Bangladesh’s story has often been told as a narrative of resilience against natural disaster and geopolitical marginalisation. Yet resilience, while admirable, can become a trap, normalising hardship and lowering expectations of governance. The aspirations voiced during the student protests, and echoed in diaspora conversations, suggest a shift from resilience to rights. This includes the demand for accountable institutions, equitable development and a civic nationalism that transcends religious and ethnic divisions.
For expatriate Bangladeshis, the challenge is to resist both romantic nostalgia and cynical detachment. We must acknowledge the nation’s failures without surrendering to fatalism and celebrate its achievements without ignoring their fragility. Our vantage point—simultaneously inside and outside—offers a unique capacity for critical solidarity.
We can advocate for reforms, invest in local initiatives and challenge misrepresentations of Bangladesh in Western discourse. But we must also listen: to garment workers describing exhaustion, to village mothers calculating school fees, to students risking arrest for the promise of a more just society.

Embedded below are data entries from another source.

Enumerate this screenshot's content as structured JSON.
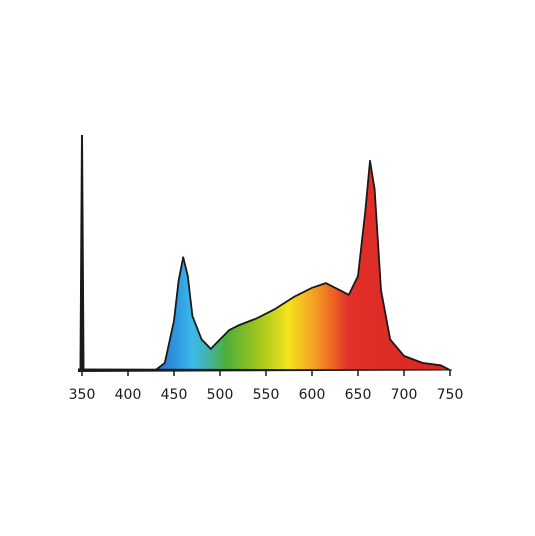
{
  "chart_data": {
    "type": "area",
    "x": [
      350,
      400,
      430,
      440,
      450,
      455,
      460,
      465,
      470,
      480,
      490,
      500,
      510,
      520,
      540,
      560,
      580,
      600,
      615,
      630,
      640,
      650,
      658,
      663,
      668,
      675,
      685,
      700,
      720,
      740,
      750
    ],
    "y": [
      0,
      0,
      0,
      0.03,
      0.21,
      0.38,
      0.48,
      0.4,
      0.23,
      0.13,
      0.09,
      0.13,
      0.17,
      0.19,
      0.22,
      0.26,
      0.31,
      0.35,
      0.37,
      0.34,
      0.32,
      0.4,
      0.68,
      0.89,
      0.77,
      0.34,
      0.13,
      0.06,
      0.03,
      0.02,
      0
    ],
    "line_color": "#1a1a1a",
    "xlim": [
      350,
      750
    ],
    "ylim": [
      0,
      1
    ],
    "xticks": [
      350,
      400,
      450,
      500,
      550,
      600,
      650,
      700,
      750
    ]
  }
}
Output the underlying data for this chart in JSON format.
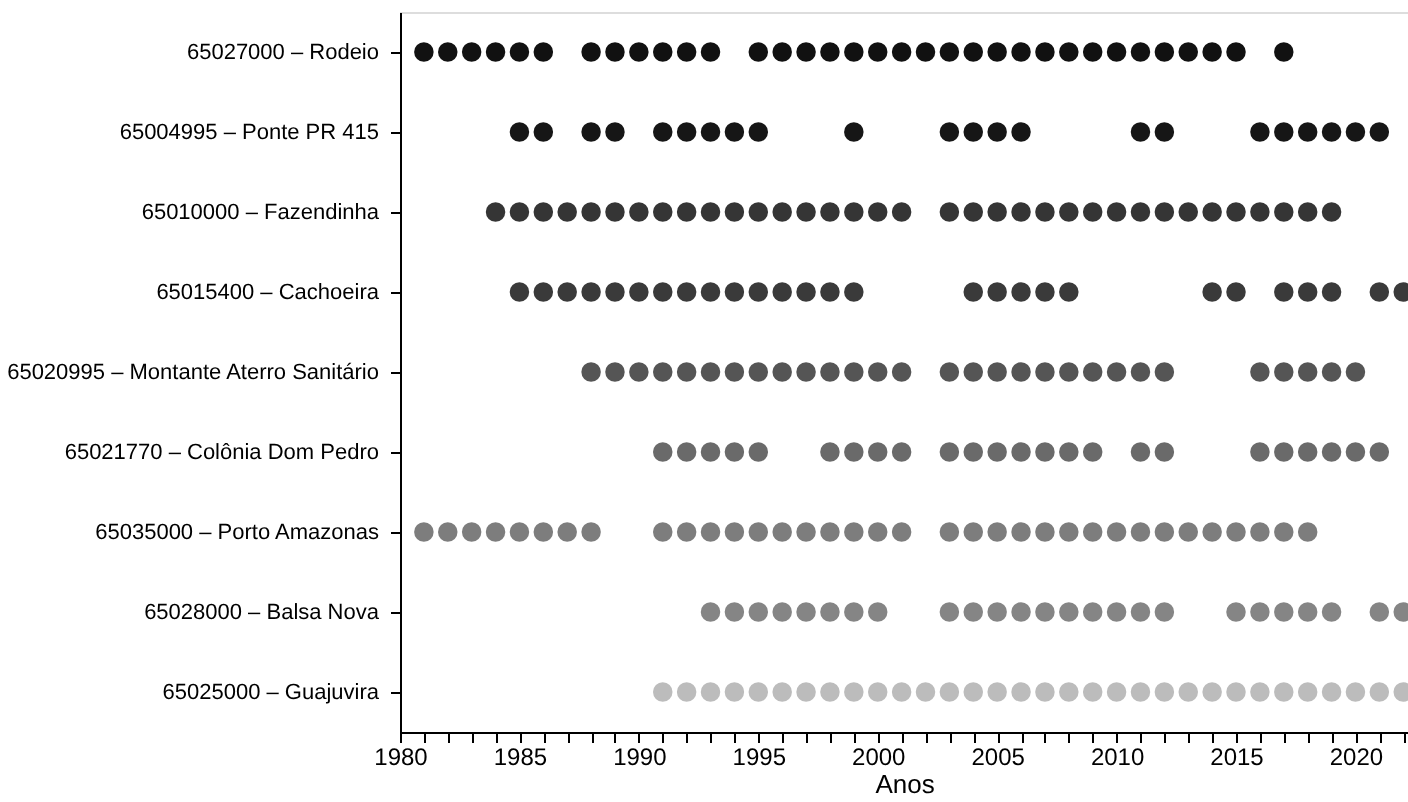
{
  "chart_data": {
    "type": "scatter",
    "orientation": "horizontal",
    "xlabel": "Anos",
    "xlim": [
      1980,
      2022.2
    ],
    "xticks": [
      1980,
      {
        "value": 1981,
        "label": null
      },
      {
        "value": 1982,
        "label": null
      },
      {
        "value": 1983,
        "label": null
      },
      {
        "value": 1984,
        "label": null
      },
      1985,
      {
        "value": 1986,
        "label": null
      },
      {
        "value": 1987,
        "label": null
      },
      {
        "value": 1988,
        "label": null
      },
      {
        "value": 1989,
        "label": null
      },
      1990,
      {
        "value": 1991,
        "label": null
      },
      {
        "value": 1992,
        "label": null
      },
      {
        "value": 1993,
        "label": null
      },
      {
        "value": 1994,
        "label": null
      },
      1995,
      {
        "value": 1996,
        "label": null
      },
      {
        "value": 1997,
        "label": null
      },
      {
        "value": 1998,
        "label": null
      },
      {
        "value": 1999,
        "label": null
      },
      2000,
      {
        "value": 2001,
        "label": null
      },
      {
        "value": 2002,
        "label": null
      },
      {
        "value": 2003,
        "label": null
      },
      {
        "value": 2004,
        "label": null
      },
      2005,
      {
        "value": 2006,
        "label": null
      },
      {
        "value": 2007,
        "label": null
      },
      {
        "value": 2008,
        "label": null
      },
      {
        "value": 2009,
        "label": null
      },
      2010,
      {
        "value": 2011,
        "label": null
      },
      {
        "value": 2012,
        "label": null
      },
      {
        "value": 2013,
        "label": null
      },
      {
        "value": 2014,
        "label": null
      },
      2015,
      {
        "value": 2016,
        "label": null
      },
      {
        "value": 2017,
        "label": null
      },
      {
        "value": 2018,
        "label": null
      },
      {
        "value": 2019,
        "label": null
      },
      2020,
      {
        "value": 2021,
        "label": null
      },
      {
        "value": 2022,
        "label": null
      }
    ],
    "categories": [
      "65027000 – Rodeio",
      "65004995 – Ponte PR 415",
      "65010000 – Fazendinha",
      "65015400 – Cachoeira",
      "65020995 – Montante Aterro Sanitário",
      "65021770 – Colônia Dom Pedro",
      "65035000 – Porto Amazonas",
      "65028000 – Balsa Nova",
      "65025000 – Guajuvira"
    ],
    "marker": "circle",
    "grid": false,
    "series": [
      {
        "colors": [
          "#111111",
          "#161616",
          "#353535",
          "#3a3a3a",
          "#555555",
          "#6a6a6a",
          "#7d7d7d",
          "#858585",
          "#bcbcbc"
        ],
        "values": [
          1981,
          1985,
          1984,
          1985,
          1988,
          1991,
          1981,
          1993,
          1991
        ]
      },
      {
        "colors": [
          "#111111",
          "#161616",
          "#353535",
          "#3a3a3a",
          "#555555",
          "#6a6a6a",
          "#7d7d7d",
          "#858585",
          "#bcbcbc"
        ],
        "values": [
          1982,
          1986,
          1985,
          1986,
          1989,
          1992,
          1982,
          1994,
          1992
        ]
      },
      {
        "colors": [
          "#111111",
          "#161616",
          "#353535",
          "#3a3a3a",
          "#555555",
          "#6a6a6a",
          "#7d7d7d",
          "#858585",
          "#bcbcbc"
        ],
        "values": [
          1983,
          1988,
          1986,
          1987,
          1990,
          1993,
          1983,
          1995,
          1993
        ]
      },
      {
        "colors": [
          "#111111",
          "#161616",
          "#353535",
          "#3a3a3a",
          "#555555",
          "#6a6a6a",
          "#7d7d7d",
          "#858585",
          "#bcbcbc"
        ],
        "values": [
          1984,
          1989,
          1987,
          1988,
          1991,
          1994,
          1984,
          1996,
          1994
        ]
      },
      {
        "colors": [
          "#111111",
          "#161616",
          "#353535",
          "#3a3a3a",
          "#555555",
          "#6a6a6a",
          "#7d7d7d",
          "#858585",
          "#bcbcbc"
        ],
        "values": [
          1985,
          1991,
          1988,
          1989,
          1992,
          1995,
          1985,
          1997,
          1995
        ]
      },
      {
        "colors": [
          "#111111",
          "#161616",
          "#353535",
          "#3a3a3a",
          "#555555",
          "#6a6a6a",
          "#7d7d7d",
          "#858585",
          "#bcbcbc"
        ],
        "values": [
          1986,
          1992,
          1989,
          1990,
          1993,
          1998,
          1986,
          1998,
          1996
        ]
      },
      {
        "colors": [
          "#111111",
          "#161616",
          "#353535",
          "#3a3a3a",
          "#555555",
          "#6a6a6a",
          "#7d7d7d",
          "#858585",
          "#bcbcbc"
        ],
        "values": [
          1988,
          1993,
          1990,
          1991,
          1994,
          1999,
          1987,
          1999,
          1997
        ]
      },
      {
        "colors": [
          "#111111",
          "#161616",
          "#353535",
          "#3a3a3a",
          "#555555",
          "#6a6a6a",
          "#7d7d7d",
          "#858585",
          "#bcbcbc"
        ],
        "values": [
          1989,
          1994,
          1991,
          1992,
          1995,
          2000,
          1988,
          2000,
          1998
        ]
      },
      {
        "colors": [
          "#111111",
          "#161616",
          "#353535",
          "#3a3a3a",
          "#555555",
          "#6a6a6a",
          "#7d7d7d",
          "#858585",
          "#bcbcbc"
        ],
        "values": [
          1990,
          1995,
          1992,
          1993,
          1996,
          2001,
          1991,
          2003,
          1999
        ]
      },
      {
        "colors": [
          "#111111",
          "#161616",
          "#353535",
          "#3a3a3a",
          "#555555",
          "#6a6a6a",
          "#7d7d7d",
          "#858585",
          "#bcbcbc"
        ],
        "values": [
          1991,
          1999,
          1993,
          1994,
          1997,
          2003,
          1992,
          2004,
          2000
        ]
      },
      {
        "colors": [
          "#111111",
          "#161616",
          "#353535",
          "#3a3a3a",
          "#555555",
          "#6a6a6a",
          "#7d7d7d",
          "#858585",
          "#bcbcbc"
        ],
        "values": [
          1992,
          2003,
          1994,
          1995,
          1998,
          2004,
          1993,
          2005,
          2001
        ]
      },
      {
        "colors": [
          "#111111",
          "#161616",
          "#353535",
          "#3a3a3a",
          "#555555",
          "#6a6a6a",
          "#7d7d7d",
          "#858585",
          "#bcbcbc"
        ],
        "values": [
          1993,
          2004,
          1995,
          1996,
          1999,
          2005,
          1994,
          2006,
          2002
        ]
      },
      {
        "colors": [
          "#111111",
          "#161616",
          "#353535",
          "#3a3a3a",
          "#555555",
          "#6a6a6a",
          "#7d7d7d",
          "#858585",
          "#bcbcbc"
        ],
        "values": [
          1995,
          2005,
          1996,
          1997,
          2000,
          2006,
          1995,
          2007,
          2003
        ]
      },
      {
        "colors": [
          "#111111",
          "#161616",
          "#353535",
          "#3a3a3a",
          "#555555",
          "#6a6a6a",
          "#7d7d7d",
          "#858585",
          "#bcbcbc"
        ],
        "values": [
          1996,
          2006,
          1997,
          1998,
          2001,
          2007,
          1996,
          2008,
          2004
        ]
      },
      {
        "colors": [
          "#111111",
          "#161616",
          "#353535",
          "#3a3a3a",
          "#555555",
          "#6a6a6a",
          "#7d7d7d",
          "#858585",
          "#bcbcbc"
        ],
        "values": [
          1997,
          2011,
          1998,
          1999,
          2003,
          2008,
          1997,
          2009,
          2005
        ]
      },
      {
        "colors": [
          "#111111",
          "#161616",
          "#353535",
          "#3a3a3a",
          "#555555",
          "#6a6a6a",
          "#7d7d7d",
          "#858585",
          "#bcbcbc"
        ],
        "values": [
          1998,
          2012,
          1999,
          2004,
          2004,
          2009,
          1998,
          2010,
          2006
        ]
      },
      {
        "colors": [
          "#111111",
          "#161616",
          "#353535",
          "#3a3a3a",
          "#555555",
          "#6a6a6a",
          "#7d7d7d",
          "#858585",
          "#bcbcbc"
        ],
        "values": [
          1999,
          2016,
          2000,
          2005,
          2005,
          2011,
          1999,
          2011,
          2007
        ]
      },
      {
        "colors": [
          "#111111",
          "#161616",
          "#353535",
          "#3a3a3a",
          "#555555",
          "#6a6a6a",
          "#7d7d7d",
          "#858585",
          "#bcbcbc"
        ],
        "values": [
          2000,
          2017,
          2001,
          2006,
          2006,
          2012,
          2000,
          2012,
          2008
        ]
      },
      {
        "colors": [
          "#111111",
          "#161616",
          "#353535",
          "#3a3a3a",
          "#555555",
          "#6a6a6a",
          "#7d7d7d",
          "#858585",
          "#bcbcbc"
        ],
        "values": [
          2001,
          2018,
          2003,
          2007,
          2007,
          2016,
          2001,
          2015,
          2009
        ]
      },
      {
        "colors": [
          "#111111",
          "#161616",
          "#353535",
          "#3a3a3a",
          "#555555",
          "#6a6a6a",
          "#7d7d7d",
          "#858585",
          "#bcbcbc"
        ],
        "values": [
          2002,
          2019,
          2004,
          2008,
          2008,
          2017,
          2003,
          2016,
          2010
        ]
      },
      {
        "colors": [
          "#111111",
          "#161616",
          "#353535",
          "#3a3a3a",
          "#555555",
          "#6a6a6a",
          "#7d7d7d",
          "#858585",
          "#bcbcbc"
        ],
        "values": [
          2003,
          2020,
          2005,
          2014,
          2009,
          2018,
          2004,
          2017,
          2011
        ]
      },
      {
        "colors": [
          "#111111",
          "#161616",
          "#353535",
          "#3a3a3a",
          "#555555",
          "#6a6a6a",
          "#7d7d7d",
          "#858585",
          "#bcbcbc"
        ],
        "values": [
          2004,
          2021,
          2006,
          2015,
          2010,
          2019,
          2005,
          2018,
          2012
        ]
      },
      {
        "colors": [
          "#111111",
          "#161616",
          "#353535",
          "#3a3a3a",
          "#555555",
          "#6a6a6a",
          "#7d7d7d",
          "#858585",
          "#bcbcbc"
        ],
        "values": [
          2005,
          null,
          2007,
          2017,
          2011,
          2020,
          2006,
          2019,
          2013
        ]
      },
      {
        "colors": [
          "#111111",
          "#161616",
          "#353535",
          "#3a3a3a",
          "#555555",
          "#6a6a6a",
          "#7d7d7d",
          "#858585",
          "#bcbcbc"
        ],
        "values": [
          2006,
          null,
          2008,
          2018,
          2012,
          2021,
          2007,
          2021,
          2014
        ]
      },
      {
        "colors": [
          "#111111",
          "#161616",
          "#353535",
          "#3a3a3a",
          "#555555",
          "#6a6a6a",
          "#7d7d7d",
          "#858585",
          "#bcbcbc"
        ],
        "values": [
          2007,
          null,
          2009,
          2019,
          2016,
          null,
          2008,
          2022,
          2015
        ]
      },
      {
        "colors": [
          "#111111",
          "#161616",
          "#353535",
          "#3a3a3a",
          "#555555",
          "#6a6a6a",
          "#7d7d7d",
          "#858585",
          "#bcbcbc"
        ],
        "values": [
          2008,
          null,
          2010,
          2021,
          2017,
          null,
          2009,
          null,
          2016
        ]
      },
      {
        "colors": [
          "#111111",
          "#161616",
          "#353535",
          "#3a3a3a",
          "#555555",
          "#6a6a6a",
          "#7d7d7d",
          "#858585",
          "#bcbcbc"
        ],
        "values": [
          2009,
          null,
          2011,
          2022,
          2018,
          null,
          2010,
          null,
          2017
        ]
      },
      {
        "colors": [
          "#111111",
          "#161616",
          "#353535",
          "#3a3a3a",
          "#555555",
          "#6a6a6a",
          "#7d7d7d",
          "#858585",
          "#bcbcbc"
        ],
        "values": [
          2010,
          null,
          2012,
          null,
          2019,
          null,
          2011,
          null,
          2018
        ]
      },
      {
        "colors": [
          "#111111",
          "#161616",
          "#353535",
          "#3a3a3a",
          "#555555",
          "#6a6a6a",
          "#7d7d7d",
          "#858585",
          "#bcbcbc"
        ],
        "values": [
          2011,
          null,
          2013,
          null,
          2020,
          null,
          2012,
          null,
          2019
        ]
      },
      {
        "colors": [
          "#111111",
          "#161616",
          "#353535",
          "#3a3a3a",
          "#555555",
          "#6a6a6a",
          "#7d7d7d",
          "#858585",
          "#bcbcbc"
        ],
        "values": [
          2012,
          null,
          2014,
          null,
          null,
          null,
          2013,
          null,
          2020
        ]
      },
      {
        "colors": [
          "#111111",
          "#161616",
          "#353535",
          "#3a3a3a",
          "#555555",
          "#6a6a6a",
          "#7d7d7d",
          "#858585",
          "#bcbcbc"
        ],
        "values": [
          2013,
          null,
          2015,
          null,
          null,
          null,
          2014,
          null,
          2021
        ]
      },
      {
        "colors": [
          "#111111",
          "#161616",
          "#353535",
          "#3a3a3a",
          "#555555",
          "#6a6a6a",
          "#7d7d7d",
          "#858585",
          "#bcbcbc"
        ],
        "values": [
          2014,
          null,
          2016,
          null,
          null,
          null,
          2015,
          null,
          2022
        ]
      },
      {
        "colors": [
          "#111111",
          "#161616",
          "#353535",
          "#3a3a3a",
          "#555555",
          "#6a6a6a",
          "#7d7d7d",
          "#858585",
          "#bcbcbc"
        ],
        "values": [
          2015,
          null,
          2017,
          null,
          null,
          null,
          2016,
          null,
          null
        ]
      },
      {
        "colors": [
          "#111111",
          "#161616",
          "#353535",
          "#3a3a3a",
          "#555555",
          "#6a6a6a",
          "#7d7d7d",
          "#858585",
          "#bcbcbc"
        ],
        "values": [
          2017,
          null,
          2018,
          null,
          null,
          null,
          2017,
          null,
          null
        ]
      },
      {
        "colors": [
          "#111111",
          "#161616",
          "#353535",
          "#3a3a3a",
          "#555555",
          "#6a6a6a",
          "#7d7d7d",
          "#858585",
          "#bcbcbc"
        ],
        "values": [
          null,
          null,
          2019,
          null,
          null,
          null,
          2018,
          null,
          null
        ]
      }
    ]
  }
}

As I left Bangladesh, my children asked to what extent they were Bangladeshi. The question, deceptively simple, encapsulated the diasporic condition. They are both, and more: participants in a transnational narrative that binds Sydney’s suburbs to Dhaka’s streets, Jessore’s villages to Kuala Lumpur’s construction sites. Their inheritance is not a fixed identity but a set of responsibilities.
In the end, Bangladesh endures not only in its territory but in the moral imagination of those scattered far beyond its borders. Hope, like migration, is a movement. It crosses oceans, generations and the fragile architectures of memory.
Whether the current moment marks a genuine turning point or another interlude in a long history of deferred dreams remains uncertain. But for the first time in many years, the afterimage feels less like loss and more like possibility.